При помощи средств обмена мемами (см. главу 10, “Эгоистические гены и эгоистические мемы”), такими, как язык и жесты, мы можем испытать (иногда косвенно), на что похоже быть или делать X. Это не подлинное знание – но что можно назвать подлинным знанием о том, на что похоже быть X? Мы даже не можем утверждать, что знаем, на что было похоже быть нами десять лет назад! Мы можем узнать это, только читая собственные дневники и проецируя себя прошлого на себя сегодняшнего. Результатом снова является лишь косвенное знание. Хуже того, мы иногда не понимаем, как могли сделать то, что сделали вчера! Честно говоря, мне даже неясно, на что похоже быть мною в данный момент!
Язык – это то, что создает данную проблему (позволяя нам ее сформулировать) и то, что помогает нам ее разрешить (позволяя, будучи универсальным средством мыслеобмена, делиться опытом и таким образом делать его более объективным). Однако язык не может довести нас до конца дороги.

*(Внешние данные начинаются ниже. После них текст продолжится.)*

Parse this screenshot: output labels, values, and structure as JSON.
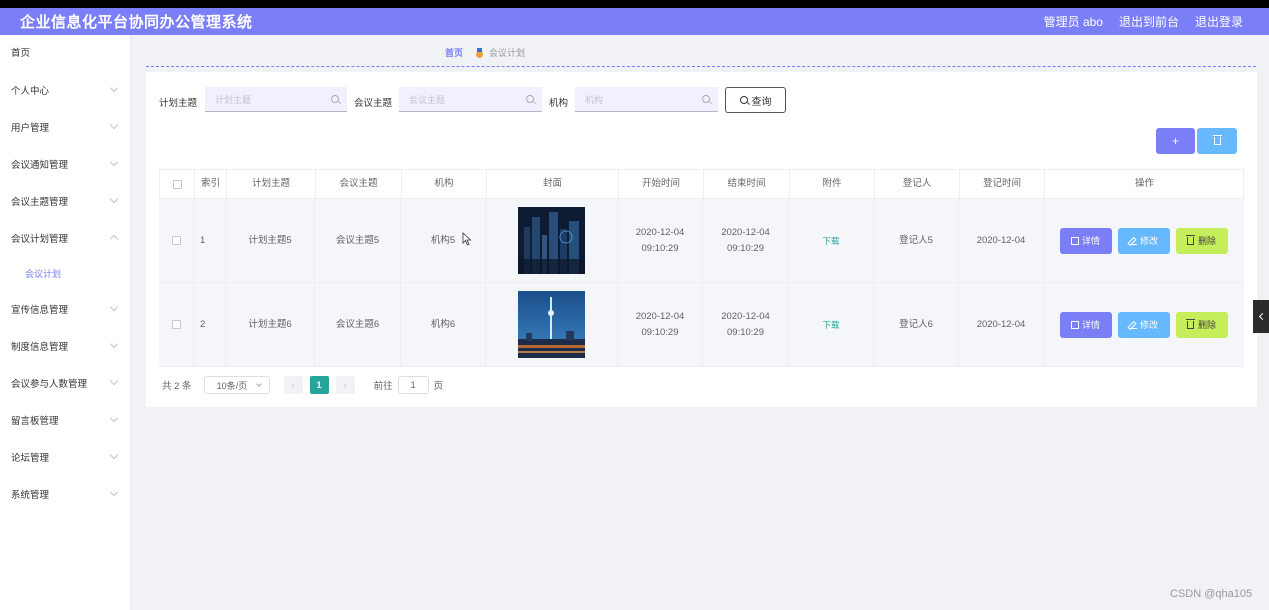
{
  "header": {
    "title": "企业信息化平台协同办公管理系统",
    "user": "管理员 abo",
    "front": "退出到前台",
    "logout": "退出登录"
  },
  "sidebar": {
    "items": [
      {
        "label": "首页"
      },
      {
        "label": "个人中心"
      },
      {
        "label": "用户管理"
      },
      {
        "label": "会议通知管理"
      },
      {
        "label": "会议主题管理"
      },
      {
        "label": "会议计划管理"
      },
      {
        "label": "宣传信息管理"
      },
      {
        "label": "制度信息管理"
      },
      {
        "label": "会议参与人数管理"
      },
      {
        "label": "留言板管理"
      },
      {
        "label": "论坛管理"
      },
      {
        "label": "系统管理"
      }
    ],
    "sub": "会议计划"
  },
  "breadcrumb": {
    "home": "首页",
    "current": "会议计划"
  },
  "filters": {
    "f1_label": "计划主题",
    "f1_ph": "计划主题",
    "f2_label": "会议主题",
    "f2_ph": "会议主题",
    "f3_label": "机构",
    "f3_ph": "机构",
    "search": "查询"
  },
  "toolbar": {
    "add": "+"
  },
  "table": {
    "headers": [
      "索引",
      "计划主题",
      "会议主题",
      "机构",
      "封面",
      "开始时间",
      "结束时间",
      "附件",
      "登记人",
      "登记时间",
      "操作"
    ],
    "rows": [
      {
        "idx": "1",
        "plan": "计划主题5",
        "topic": "会议主题5",
        "org": "机构5",
        "start": "2020-12-04 09:10:29",
        "end": "2020-12-04 09:10:29",
        "file": "下载",
        "person": "登记人5",
        "date": "2020-12-04"
      },
      {
        "idx": "2",
        "plan": "计划主题6",
        "topic": "会议主题6",
        "org": "机构6",
        "start": "2020-12-04 09:10:29",
        "end": "2020-12-04 09:10:29",
        "file": "下载",
        "person": "登记人6",
        "date": "2020-12-04"
      }
    ],
    "actions": {
      "detail": "详情",
      "edit": "修改",
      "remove": "删除"
    }
  },
  "pager": {
    "total": "共 2 条",
    "size": "10条/页",
    "page": "1",
    "goto": "前往",
    "goto_val": "1",
    "unit": "页",
    "prev": "‹",
    "next": "›"
  },
  "watermark": "CSDN @qha105",
  "colors": {
    "accent": "#7a7ef7",
    "info": "#66b9ff",
    "warning": "#c5ee5a",
    "page": "#26a69a"
  }
}
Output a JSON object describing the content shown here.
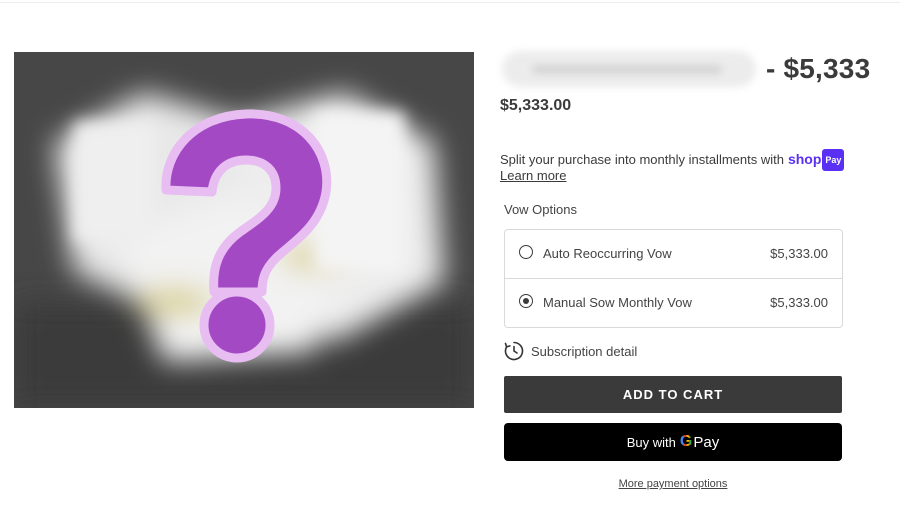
{
  "product": {
    "title_price": "- $5,333",
    "price": "$5,333.00",
    "image_icon": "question-mark"
  },
  "installments": {
    "text": "Split your purchase into monthly installments with",
    "brand": "shop",
    "badge": "Pay",
    "learn_more": "Learn more"
  },
  "options": {
    "label": "Vow Options",
    "items": [
      {
        "name": "Auto Reoccurring Vow",
        "price": "$5,333.00",
        "selected": false
      },
      {
        "name": "Manual Sow Monthly Vow",
        "price": "$5,333.00",
        "selected": true
      }
    ]
  },
  "subscription": {
    "label": "Subscription detail",
    "icon": "clock-history-icon"
  },
  "buttons": {
    "add_to_cart": "ADD TO CART",
    "gpay_prefix": "Buy with",
    "gpay_g": "G",
    "gpay_pay": "Pay",
    "more_payment": "More payment options"
  },
  "colors": {
    "accent_shop": "#5a31f4",
    "question_mark": "#a349c4",
    "add_to_cart_bg": "#3a3a3a",
    "gpay_bg": "#000000"
  }
}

В каком-то смысле теорема Гёделя является математическим аналогом того, что я не могу понять, на что похоже не любить шоколад или быть летучей мышью. Единственное, что мне доступно, это бесконечный ряд все более аккуратных приближений, которые, тем не менее, никогда не достигнут полного отождествления. Я пойман сам в себе и поэтому не способен понять, каковы другие системы. Теорема Гёделя вытекает из этого общего факта: я пойман сам в себе и поэтому не способен понять, каков я для других систем. Таким образом, дилемма субъективного и объективного, так ярко очерченная Нагелем, в какой-то мере родственна эпистемологическим проблемам в математической логике и, как мы видели ранее, в основах физики. Эти идеи рассматриваются более подробно в последней главе книги Хофштадтера “Гёдель, Эшер, Бах”.
Д.Р.Х.
25
РЭЙМОНД М. СМОЛЛЯН
Эпистемологический кошмар
Сцена 1. Франк пришел на прием к врачу-офтальмологу. Врач показывает ему книгу и спрашивает: “Какого она цвета?” Франк отвечает: “Красного”. Доктор восклицает: “Ага, так я и думал! Вы совершенно перестали различать цвета. К счастью, ваша болезнь излечима и через пару недель вы будете в полном порядке”.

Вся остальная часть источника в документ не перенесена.